The remediation path depends entirely on which of those is true, and determining which is true requires investigation that looks nothing like traditional debugging. Your buyers need to understand this before they deploy AI into any workflow where a wrong answer has consequences — which, in government, is most of them.

The Practical Upshot

ML systems can be trusted and can be deployed in government. They require a different trust model — one built around statistical accuracy, distributional coverage, and monitoring for drift rather than code correctness and rule verification. The agencies that are deploying AI well are the ones that understood this distinction before they wrote their ATO packages, not after.

When a CISO asks whether an AI system can be audited, a qualified answer serves better than yes or no: what you can log, what the explanation layer can and can't tell you, and what an IR playbook needs to look like for a probabilistic system. That answer requires the determinism gap to be clearly in your head before you walk into the room.

The gap is structural — the price of a system that can do things no programmer could write rules for.
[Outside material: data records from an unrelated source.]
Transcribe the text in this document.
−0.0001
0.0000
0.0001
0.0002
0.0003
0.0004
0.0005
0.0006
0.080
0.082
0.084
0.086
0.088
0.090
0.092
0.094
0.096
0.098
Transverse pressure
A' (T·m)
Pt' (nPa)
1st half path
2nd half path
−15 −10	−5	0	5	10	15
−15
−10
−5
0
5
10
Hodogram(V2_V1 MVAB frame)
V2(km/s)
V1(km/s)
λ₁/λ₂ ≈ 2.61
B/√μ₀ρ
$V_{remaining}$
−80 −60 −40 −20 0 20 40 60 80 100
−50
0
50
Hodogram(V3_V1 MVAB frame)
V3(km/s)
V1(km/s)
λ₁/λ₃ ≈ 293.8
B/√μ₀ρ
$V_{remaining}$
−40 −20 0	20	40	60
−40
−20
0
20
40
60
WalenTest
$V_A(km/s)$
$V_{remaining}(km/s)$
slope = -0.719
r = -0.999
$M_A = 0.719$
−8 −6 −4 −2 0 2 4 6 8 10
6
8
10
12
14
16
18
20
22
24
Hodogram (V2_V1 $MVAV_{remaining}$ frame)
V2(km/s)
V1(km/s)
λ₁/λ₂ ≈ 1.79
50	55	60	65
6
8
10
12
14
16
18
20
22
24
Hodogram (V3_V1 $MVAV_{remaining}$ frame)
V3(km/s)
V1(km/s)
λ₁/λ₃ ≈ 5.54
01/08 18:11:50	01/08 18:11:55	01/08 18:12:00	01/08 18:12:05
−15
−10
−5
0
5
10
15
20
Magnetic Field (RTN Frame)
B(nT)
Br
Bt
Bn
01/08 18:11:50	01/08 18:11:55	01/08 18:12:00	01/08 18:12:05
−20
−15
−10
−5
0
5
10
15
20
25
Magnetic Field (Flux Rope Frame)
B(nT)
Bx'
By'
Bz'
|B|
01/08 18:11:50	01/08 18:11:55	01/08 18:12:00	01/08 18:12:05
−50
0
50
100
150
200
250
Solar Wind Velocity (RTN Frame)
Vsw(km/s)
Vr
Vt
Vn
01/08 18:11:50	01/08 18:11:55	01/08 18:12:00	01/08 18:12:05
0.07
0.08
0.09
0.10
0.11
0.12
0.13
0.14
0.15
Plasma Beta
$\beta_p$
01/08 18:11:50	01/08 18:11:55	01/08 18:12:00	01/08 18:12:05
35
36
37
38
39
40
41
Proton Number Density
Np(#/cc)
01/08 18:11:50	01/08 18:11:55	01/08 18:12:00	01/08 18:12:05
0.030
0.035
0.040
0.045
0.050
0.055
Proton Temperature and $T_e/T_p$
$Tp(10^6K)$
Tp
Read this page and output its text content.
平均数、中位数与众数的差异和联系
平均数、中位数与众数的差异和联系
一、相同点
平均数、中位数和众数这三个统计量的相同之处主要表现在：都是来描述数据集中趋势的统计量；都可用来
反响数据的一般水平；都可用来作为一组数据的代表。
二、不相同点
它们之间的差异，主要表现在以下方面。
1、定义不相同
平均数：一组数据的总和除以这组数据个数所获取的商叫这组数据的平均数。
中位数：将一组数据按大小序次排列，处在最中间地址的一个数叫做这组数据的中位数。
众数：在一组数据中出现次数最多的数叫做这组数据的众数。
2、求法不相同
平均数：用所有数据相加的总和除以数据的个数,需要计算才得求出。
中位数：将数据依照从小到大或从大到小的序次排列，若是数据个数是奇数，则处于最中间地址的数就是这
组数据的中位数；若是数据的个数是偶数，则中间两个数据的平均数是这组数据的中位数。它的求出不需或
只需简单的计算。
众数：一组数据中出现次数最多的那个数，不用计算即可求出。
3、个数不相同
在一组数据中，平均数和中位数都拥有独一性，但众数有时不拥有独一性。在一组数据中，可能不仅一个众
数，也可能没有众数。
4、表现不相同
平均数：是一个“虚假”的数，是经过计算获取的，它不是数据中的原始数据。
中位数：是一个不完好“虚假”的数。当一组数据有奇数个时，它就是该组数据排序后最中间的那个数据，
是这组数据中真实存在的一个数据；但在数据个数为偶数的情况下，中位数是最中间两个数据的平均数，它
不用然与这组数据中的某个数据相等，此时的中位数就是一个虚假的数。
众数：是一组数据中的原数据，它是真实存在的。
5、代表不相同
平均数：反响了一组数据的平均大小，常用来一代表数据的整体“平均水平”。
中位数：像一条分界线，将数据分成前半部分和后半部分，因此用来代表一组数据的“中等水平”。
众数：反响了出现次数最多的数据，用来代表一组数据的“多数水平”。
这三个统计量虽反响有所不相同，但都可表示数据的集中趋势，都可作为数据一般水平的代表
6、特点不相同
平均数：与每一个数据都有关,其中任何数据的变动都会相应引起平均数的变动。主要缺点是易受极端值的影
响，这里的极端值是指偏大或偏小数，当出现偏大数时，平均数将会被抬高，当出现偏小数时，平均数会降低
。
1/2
Understanding it is what separates a conversation that builds trust from one that creates liability.

Recap

Deterministic: Traditional software executes explicit rules a programmer wrote; given the same input, you always get the same output, and any deviation is a bug with a traceable cause.
Probabilistic: ML systems infer patterns from training data and produce outputs that are statistically correct most of the time; accuracy is a property of the data distribution, not the code, and errors don't have a single traceable cause.
The gap: Auditability, incident response, and "wrong answer" remediation all work differently in probabilistic systems — your buyers' existing playbooks assume determinism, and that assumption will break.